О, знакомые сцены! У всех они разворачиваются по своему сценарию! Римма лю­била мажор, героическую симфонию, во время которой летели на лестничную площадку мои пиджаки и галстуки. Тут же пахло сдержанностью и уникальной английской недого­воренностью: угрюмое, словно чугунная сковородка, молчание, торжественно–спокойный ритуал собирания чемодана, прощальный взгляд сквозь горестно мигающие ресницы (кроме раздражения, ничто не шевельнулось у меня в груди), поворот, медленный стук каблучков по паркету в надежде, что я брошусь вслед с песней «Вернись, я все прощу тебе, вернись!» — тут я уже люто ненавидел Кэти, но последовал вниз до самого такси, лепеча нечто вроде «что за глупости стоит ли ссориться из–за пустяков».

Такси отчалило от тротуара, мигнуло на повороте красным светом тормозных фона­рей, и я остался в одиночестве, расстроенный и опечаленный, хотя лишь минуту назад только и мечтал о том, чтобы она ушла и попала под колеса.

— Какая очаровательная у вас жена!

За спиной стояла миссис Лейн с зонтиком в руках, ей и псу уже не гулялось, так и жгло любопытство — в кратер вулкана полезли бы, чтобы проникнуть в тайны моего се­мейного счастья.

— Спасибо, миссис Лейн.
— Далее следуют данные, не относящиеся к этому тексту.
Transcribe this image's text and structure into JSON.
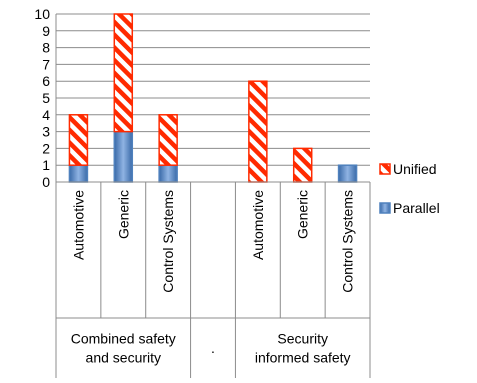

Надеюсь, вы в полном порядке? — Я улыбнулся и, почти перескочив через препятствие, улизнул в дом.

На следующее утро хорошо отдохнувшее тело Алекса уже колыхалось на мягких сиденьях авиалайнера Лондон — Женева, а чуть позже в экспрессе Женева — Монтре.
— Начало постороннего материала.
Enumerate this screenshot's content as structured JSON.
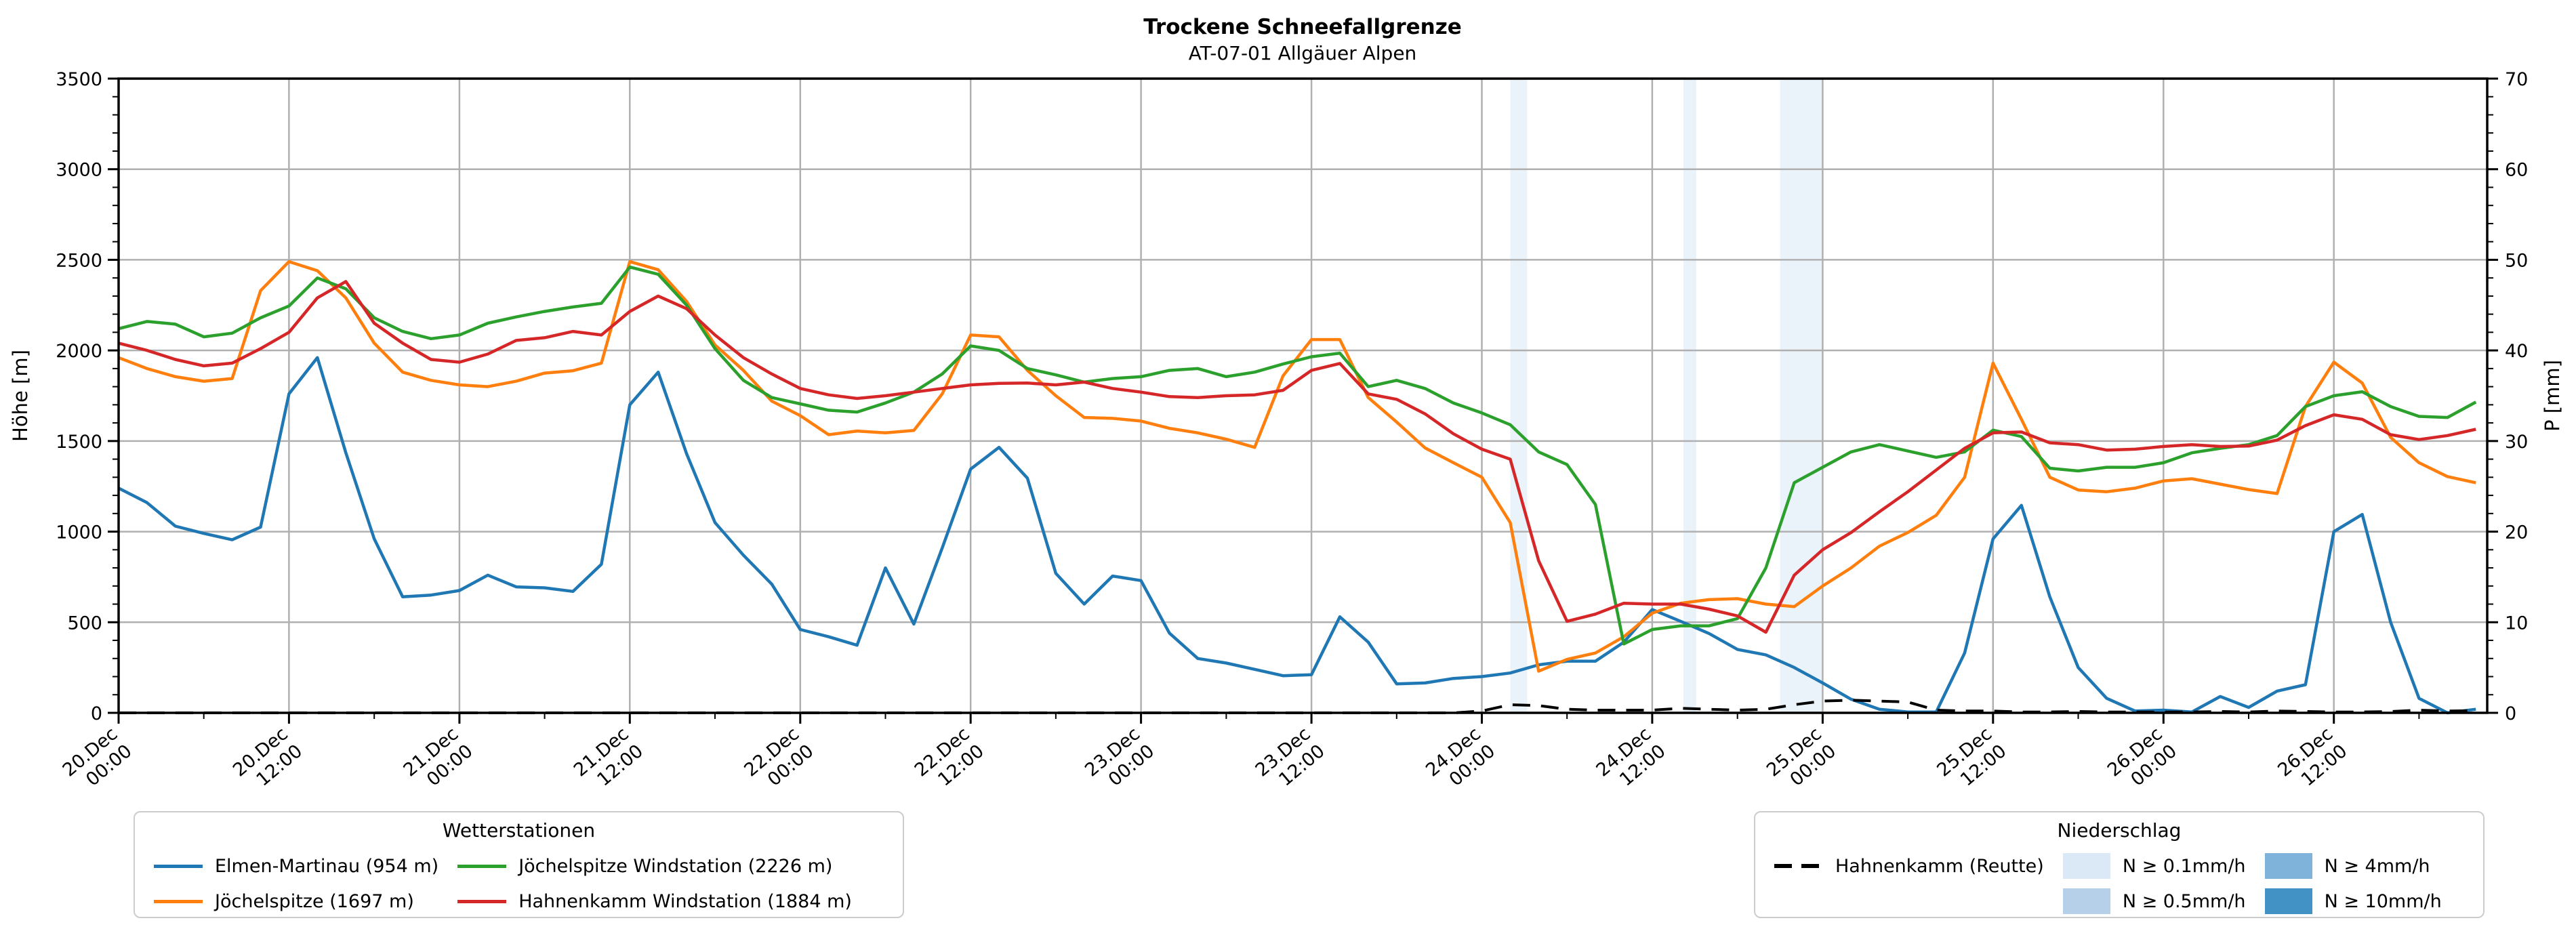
{
  "header": {
    "title": "Trockene Schneefallgrenze",
    "subtitle": "AT-07-01 Allgäuer Alpen"
  },
  "axes": {
    "y_left": {
      "label": "Höhe [m]",
      "ticks": [
        {
          "value": 0,
          "label": "0"
        },
        {
          "value": 500,
          "label": "500"
        },
        {
          "value": 1000,
          "label": "1000"
        },
        {
          "value": 1500,
          "label": "1500"
        },
        {
          "value": 2000,
          "label": "2000"
        },
        {
          "value": 2500,
          "label": "2500"
        },
        {
          "value": 3000,
          "label": "3000"
        },
        {
          "value": 3500,
          "label": "3500"
        }
      ]
    },
    "y_right": {
      "label": "P [mm]",
      "ticks": [
        {
          "value": 0,
          "label": "0"
        },
        {
          "value": 10,
          "label": "10"
        },
        {
          "value": 20,
          "label": "20"
        },
        {
          "value": 30,
          "label": "30"
        },
        {
          "value": 40,
          "label": "40"
        },
        {
          "value": 50,
          "label": "50"
        },
        {
          "value": 60,
          "label": "60"
        },
        {
          "value": 70,
          "label": "70"
        }
      ]
    },
    "x": {
      "ticks": [
        {
          "hour": 0,
          "line1": "20.Dec",
          "line2": "00:00"
        },
        {
          "hour": 12,
          "line1": "20.Dec",
          "line2": "12:00"
        },
        {
          "hour": 24,
          "line1": "21.Dec",
          "line2": "00:00"
        },
        {
          "hour": 36,
          "line1": "21.Dec",
          "line2": "12:00"
        },
        {
          "hour": 48,
          "line1": "22.Dec",
          "line2": "00:00"
        },
        {
          "hour": 60,
          "line1": "22.Dec",
          "line2": "12:00"
        },
        {
          "hour": 72,
          "line1": "23.Dec",
          "line2": "00:00"
        },
        {
          "hour": 84,
          "line1": "23.Dec",
          "line2": "12:00"
        },
        {
          "hour": 96,
          "line1": "24.Dec",
          "line2": "00:00"
        },
        {
          "hour": 108,
          "line1": "24.Dec",
          "line2": "12:00"
        },
        {
          "hour": 120,
          "line1": "25.Dec",
          "line2": "00:00"
        },
        {
          "hour": 132,
          "line1": "25.Dec",
          "line2": "12:00"
        },
        {
          "hour": 144,
          "line1": "26.Dec",
          "line2": "00:00"
        },
        {
          "hour": 156,
          "line1": "26.Dec",
          "line2": "12:00"
        }
      ]
    }
  },
  "colors": {
    "blue": "#1f77b4",
    "orange": "#ff7f0e",
    "green": "#2ca02c",
    "red": "#d62728",
    "black": "#000000",
    "grid": "#b0b0b0",
    "spine": "#000000",
    "precip_01": "#dbe9f6",
    "precip_05": "#b5d0e8",
    "precip_4": "#7fb3d9",
    "precip_10": "#4292c6",
    "band_fill": "#dbe9f6"
  },
  "legends": {
    "stations": {
      "title": "Wetterstationen",
      "items": [
        {
          "label": "Elmen-Martinau (954 m)",
          "color_key": "blue"
        },
        {
          "label": "Jöchelspitze (1697 m)",
          "color_key": "orange"
        },
        {
          "label": "Jöchelspitze Windstation (2226 m)",
          "color_key": "green"
        },
        {
          "label": "Hahnenkamm Windstation (1884 m)",
          "color_key": "red"
        }
      ]
    },
    "precip": {
      "title": "Niederschlag",
      "dashed_label": "Hahnenkamm (Reutte)",
      "levels": [
        {
          "label": "N ≥ 0.1mm/h",
          "color_key": "precip_01"
        },
        {
          "label": "N ≥ 0.5mm/h",
          "color_key": "precip_05"
        },
        {
          "label": "N ≥ 4mm/h",
          "color_key": "precip_4"
        },
        {
          "label": "N ≥ 10mm/h",
          "color_key": "precip_10"
        }
      ]
    }
  },
  "chart_data": {
    "type": "line",
    "title": "Trockene Schneefallgrenze",
    "subtitle": "AT-07-01 Allgäuer Alpen",
    "xlabel": "",
    "ylabel": "Höhe [m]",
    "y2label": "P [mm]",
    "x_unit": "hours since 20.Dec 00:00",
    "x_max": 166.8,
    "ylim": [
      0,
      3500
    ],
    "y2lim": [
      0,
      70
    ],
    "grid": true,
    "x": [
      0,
      2,
      4,
      6,
      8,
      10,
      12,
      14,
      16,
      18,
      20,
      22,
      24,
      26,
      28,
      30,
      32,
      34,
      36,
      38,
      40,
      42,
      44,
      46,
      48,
      50,
      52,
      54,
      56,
      58,
      60,
      62,
      64,
      66,
      68,
      70,
      72,
      74,
      76,
      78,
      80,
      82,
      84,
      86,
      88,
      90,
      92,
      94,
      96,
      98,
      100,
      102,
      104,
      106,
      108,
      110,
      112,
      114,
      116,
      118,
      120,
      122,
      124,
      126,
      128,
      130,
      132,
      134,
      136,
      138,
      140,
      142,
      144,
      146,
      148,
      150,
      152,
      154,
      156,
      158,
      160,
      162,
      164,
      166
    ],
    "series": [
      {
        "name": "Elmen-Martinau (954 m)",
        "axis": "left",
        "style": "solid",
        "color_key": "blue",
        "values": [
          1240,
          1160,
          1030,
          990,
          955,
          1025,
          1760,
          1960,
          1435,
          960,
          640,
          650,
          675,
          760,
          695,
          690,
          670,
          820,
          1700,
          1880,
          1430,
          1050,
          870,
          710,
          460,
          420,
          373,
          800,
          490,
          910,
          1345,
          1465,
          1295,
          770,
          600,
          755,
          730,
          440,
          300,
          275,
          240,
          205,
          210,
          530,
          390,
          160,
          165,
          190,
          200,
          220,
          265,
          285,
          285,
          390,
          570,
          505,
          438,
          350,
          320,
          250,
          165,
          75,
          20,
          5,
          5,
          330,
          960,
          1145,
          640,
          250,
          80,
          10,
          15,
          5,
          90,
          30,
          120,
          155,
          1000,
          1095,
          500,
          80,
          0,
          20
        ]
      },
      {
        "name": "Jöchelspitze (1697 m)",
        "axis": "left",
        "style": "solid",
        "color_key": "orange",
        "values": [
          1960,
          1900,
          1855,
          1830,
          1845,
          2330,
          2490,
          2440,
          2290,
          2040,
          1880,
          1835,
          1810,
          1800,
          1830,
          1875,
          1888,
          1930,
          2490,
          2445,
          2270,
          2030,
          1890,
          1720,
          1640,
          1535,
          1555,
          1545,
          1558,
          1760,
          2085,
          2075,
          1890,
          1750,
          1630,
          1625,
          1610,
          1570,
          1545,
          1510,
          1465,
          1860,
          2060,
          2060,
          1740,
          1605,
          1462,
          1380,
          1300,
          1050,
          230,
          295,
          330,
          420,
          550,
          605,
          625,
          630,
          600,
          586,
          700,
          800,
          920,
          995,
          1090,
          1300,
          1930,
          1620,
          1300,
          1230,
          1220,
          1240,
          1280,
          1292,
          1262,
          1232,
          1210,
          1690,
          1935,
          1820,
          1520,
          1380,
          1304,
          1270
        ]
      },
      {
        "name": "Jöchelspitze Windstation (2226 m)",
        "axis": "left",
        "style": "solid",
        "color_key": "green",
        "values": [
          2120,
          2160,
          2145,
          2075,
          2095,
          2180,
          2245,
          2400,
          2340,
          2180,
          2105,
          2065,
          2085,
          2150,
          2185,
          2215,
          2240,
          2260,
          2460,
          2420,
          2250,
          2010,
          1835,
          1740,
          1705,
          1670,
          1660,
          1710,
          1770,
          1870,
          2025,
          2000,
          1900,
          1865,
          1825,
          1845,
          1855,
          1890,
          1900,
          1855,
          1880,
          1925,
          1965,
          1985,
          1800,
          1835,
          1790,
          1710,
          1655,
          1590,
          1440,
          1370,
          1150,
          380,
          460,
          480,
          480,
          520,
          800,
          1270,
          1355,
          1440,
          1480,
          1445,
          1410,
          1440,
          1560,
          1525,
          1350,
          1335,
          1355,
          1355,
          1380,
          1435,
          1460,
          1480,
          1530,
          1690,
          1750,
          1772,
          1690,
          1636,
          1630,
          1715
        ]
      },
      {
        "name": "Hahnenkamm Windstation (1884 m)",
        "axis": "left",
        "style": "solid",
        "color_key": "red",
        "values": [
          2040,
          2000,
          1950,
          1915,
          1930,
          2010,
          2100,
          2290,
          2380,
          2150,
          2040,
          1950,
          1935,
          1980,
          2055,
          2070,
          2105,
          2085,
          2215,
          2300,
          2230,
          2085,
          1960,
          1870,
          1790,
          1755,
          1735,
          1750,
          1770,
          1790,
          1810,
          1818,
          1820,
          1810,
          1825,
          1790,
          1770,
          1745,
          1740,
          1750,
          1755,
          1780,
          1890,
          1928,
          1760,
          1730,
          1650,
          1540,
          1455,
          1400,
          840,
          505,
          545,
          605,
          600,
          600,
          572,
          535,
          445,
          760,
          900,
          995,
          1110,
          1220,
          1340,
          1460,
          1545,
          1550,
          1490,
          1480,
          1450,
          1455,
          1470,
          1480,
          1470,
          1472,
          1505,
          1585,
          1645,
          1620,
          1535,
          1508,
          1530,
          1565
        ]
      },
      {
        "name": "Hahnenkamm (Reutte)",
        "axis": "right",
        "style": "dashed",
        "color_key": "black",
        "values": [
          0,
          0,
          0,
          0,
          0,
          0,
          0,
          0,
          0,
          0,
          0,
          0,
          0,
          0,
          0,
          0,
          0,
          0,
          0,
          0,
          0,
          0,
          0,
          0,
          0,
          0,
          0,
          0,
          0,
          0,
          0,
          0,
          0,
          0,
          0,
          0,
          0,
          0,
          0,
          0,
          0,
          0,
          0,
          0,
          0,
          0,
          0,
          0,
          0.2,
          0.9,
          0.8,
          0.4,
          0.3,
          0.3,
          0.3,
          0.5,
          0.4,
          0.3,
          0.4,
          0.9,
          1.3,
          1.4,
          1.3,
          1.2,
          0.3,
          0.2,
          0.2,
          0.1,
          0.1,
          0.15,
          0.1,
          0.1,
          0.1,
          0.1,
          0.15,
          0.1,
          0.2,
          0.15,
          0.1,
          0.1,
          0.15,
          0.3,
          0.2,
          0.25
        ]
      }
    ],
    "precip_spans": [
      {
        "start_hour": 98.0,
        "end_hour": 99.2,
        "level": "N ≥ 0.1mm/h"
      },
      {
        "start_hour": 110.2,
        "end_hour": 111.1,
        "level": "N ≥ 0.1mm/h"
      },
      {
        "start_hour": 117.0,
        "end_hour": 120.0,
        "level": "N ≥ 0.1mm/h"
      }
    ],
    "legend_position": "below"
  }
}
Монтре, открывшийся передо мною из окна поезда, в эти дни межсезонья выглядел совершенно раздетым, словно обобранным до нитки. Там, где обыч­но лепились цветные, зазывающие кафе и магазины, где рябило в глазах от мелькающих флажков, чаек, пару­сов, рекламы и человеческих лиц, стояла угрюмая и бесцветная тоска — лишь одинокие фигуры прогуливались по набережной.

Поезд с честным гражданином Австралии (и Югославии) остановился у вокзальчика и выпустил на перрон целый легион лыжников, переливающихся всеми цветами радуги. Гремя лыжами и галдя, они окунулись в слепящие лучи горного солнца и двинулись всем кагалом к лыжной станции.

— Как я мечтаю побывать в Монтре! — говорила Римма.— Как прекрасно написал о нем старик Эрнест!

Тогда в Мекленбурге нашей молодости вдруг издали Хемингуэя, и голодное студен­чество, измученное духовной диетой, яростно набросилось на него и заодно на «Анизет де Рикар», столь же неожиданно (как и все в Мекленбурге) выброшенный на прилавки,— то самое перно, которое распивали все герои потерянного поколения в уютных кафешках на Монмартре.